Last night it became impossible to believe in this suspension because the show kept reminding us: “Are you out of your mind? Nobody deals in nuclear arms. No one!” At least three times different Russian gangsters muttered this phrase or something close to it. Reality intruded into the ever-repeating Groundhog Day of 24. We were told that the very premise of this season is crazy.
Perhaps the producers decided that a bit of an inside joke on the show was necessary because it has become so dark. The path of former FBI agent Renee Walker has been deeper and deeper undercover and into darkness. Last episode she found herself having to accept the sexual advances of a Russian gangster who once attempted to rape her. Last night the beatings began again, only to be cut short by Renee striking back and brutally killing her assailant. In a murderous rage, she even stabs Jack when he comes upon the scene.

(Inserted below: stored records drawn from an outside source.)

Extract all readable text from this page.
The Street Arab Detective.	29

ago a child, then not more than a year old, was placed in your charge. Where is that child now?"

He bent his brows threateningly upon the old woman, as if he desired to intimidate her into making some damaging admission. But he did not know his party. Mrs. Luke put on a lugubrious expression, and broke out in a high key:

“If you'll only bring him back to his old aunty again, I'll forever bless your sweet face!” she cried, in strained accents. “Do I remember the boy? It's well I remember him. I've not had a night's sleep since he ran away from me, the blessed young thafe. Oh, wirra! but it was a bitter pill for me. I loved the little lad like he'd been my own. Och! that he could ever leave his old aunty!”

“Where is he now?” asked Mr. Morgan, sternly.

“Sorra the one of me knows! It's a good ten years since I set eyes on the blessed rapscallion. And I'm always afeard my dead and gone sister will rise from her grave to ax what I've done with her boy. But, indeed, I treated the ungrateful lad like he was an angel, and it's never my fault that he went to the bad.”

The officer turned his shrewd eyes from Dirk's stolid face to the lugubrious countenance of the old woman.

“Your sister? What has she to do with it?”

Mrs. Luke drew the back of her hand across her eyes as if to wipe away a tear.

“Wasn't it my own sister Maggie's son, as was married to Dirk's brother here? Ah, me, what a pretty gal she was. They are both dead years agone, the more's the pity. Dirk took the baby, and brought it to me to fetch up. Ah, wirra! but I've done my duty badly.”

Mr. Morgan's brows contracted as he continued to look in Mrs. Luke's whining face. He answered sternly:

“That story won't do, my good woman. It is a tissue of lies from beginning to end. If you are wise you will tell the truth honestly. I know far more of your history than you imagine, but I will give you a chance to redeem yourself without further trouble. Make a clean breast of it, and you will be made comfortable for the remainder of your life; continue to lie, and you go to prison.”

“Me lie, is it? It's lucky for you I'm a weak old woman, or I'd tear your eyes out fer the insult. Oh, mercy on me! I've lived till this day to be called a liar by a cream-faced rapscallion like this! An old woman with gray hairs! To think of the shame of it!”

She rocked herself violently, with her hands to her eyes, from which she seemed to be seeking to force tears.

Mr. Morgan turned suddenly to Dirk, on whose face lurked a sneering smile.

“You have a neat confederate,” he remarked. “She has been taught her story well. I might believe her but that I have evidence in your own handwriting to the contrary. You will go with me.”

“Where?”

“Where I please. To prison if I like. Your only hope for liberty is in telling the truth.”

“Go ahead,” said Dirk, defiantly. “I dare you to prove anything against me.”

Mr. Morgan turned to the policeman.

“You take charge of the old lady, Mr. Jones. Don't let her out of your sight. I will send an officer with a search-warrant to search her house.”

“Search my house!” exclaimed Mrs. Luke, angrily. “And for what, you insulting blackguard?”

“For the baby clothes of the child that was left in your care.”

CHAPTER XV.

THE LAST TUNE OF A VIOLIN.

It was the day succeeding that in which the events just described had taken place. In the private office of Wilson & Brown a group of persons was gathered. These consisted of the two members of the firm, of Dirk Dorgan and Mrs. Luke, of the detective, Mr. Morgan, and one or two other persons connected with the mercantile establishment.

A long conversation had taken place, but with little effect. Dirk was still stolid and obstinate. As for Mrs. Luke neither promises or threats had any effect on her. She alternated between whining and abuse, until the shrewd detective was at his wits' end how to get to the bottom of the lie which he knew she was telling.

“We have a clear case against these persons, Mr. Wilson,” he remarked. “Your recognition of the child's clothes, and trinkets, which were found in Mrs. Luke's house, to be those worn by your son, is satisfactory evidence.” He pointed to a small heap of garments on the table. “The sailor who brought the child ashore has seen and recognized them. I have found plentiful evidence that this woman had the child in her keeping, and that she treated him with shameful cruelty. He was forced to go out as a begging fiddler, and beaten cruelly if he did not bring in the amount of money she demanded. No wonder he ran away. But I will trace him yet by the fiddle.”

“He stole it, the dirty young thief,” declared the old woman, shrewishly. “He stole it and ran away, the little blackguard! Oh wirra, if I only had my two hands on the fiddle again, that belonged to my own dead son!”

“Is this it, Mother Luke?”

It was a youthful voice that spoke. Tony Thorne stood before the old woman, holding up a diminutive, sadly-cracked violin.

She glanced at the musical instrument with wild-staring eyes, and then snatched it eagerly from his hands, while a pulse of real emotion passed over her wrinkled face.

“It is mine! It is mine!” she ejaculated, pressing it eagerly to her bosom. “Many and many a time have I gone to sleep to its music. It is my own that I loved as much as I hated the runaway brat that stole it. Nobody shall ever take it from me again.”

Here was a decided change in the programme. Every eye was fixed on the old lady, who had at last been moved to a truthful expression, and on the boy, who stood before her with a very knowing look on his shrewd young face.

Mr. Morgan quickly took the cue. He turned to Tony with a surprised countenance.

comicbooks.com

In order to keep the pursuit of the nuclear arms going, Jack has to pretend that he killed the Russian gangster alone. But his deceit goes further than required for the investigation. He also tells Renee that she should claim self-defense, and that he will back up her claim. He’s plotting, in short, to cover up her murderous rage, probably because he finds it so understandable given the circumstances.
This is the start of a new part of Jack’s journey undercover and underground. He is now actively deceiving the good guys about what happened in order to protect Renee. And he literally finds himself underground, in a tunnel with the other Russian gangsters who were sent to find out why someone was asking about nuclear materials.
This journey into deceit takes place in almost every story line. CTU agent Dana Walsh assists her manipulative ex-boyfriend in carrying out grand larceny. President Hassan of Kamistan arrests one of his closest aides because he is convinced that almost everyone close to him is betraying him. (And we all suspect that it is really his wife who is in league with the bad guys.) The top Russian gangster — the one with the nukes — lies to a priest about the circumstances of his son’s death. If our webs become tangled when we start to deceive, almost every story line is now a Gordian Knot of lies.
Except for the U.S. president, Allison Taylor. When asked by the British representative to the UN peace conference to share the national security secret she refused to talk about to the other conference delegates, Taylor fesses up and tells him it’s about loose nukes. And if you believe her honesty won’t be as dangerous as everyone else’s lies, well there’s the Absurd-O-Meter buzzing again.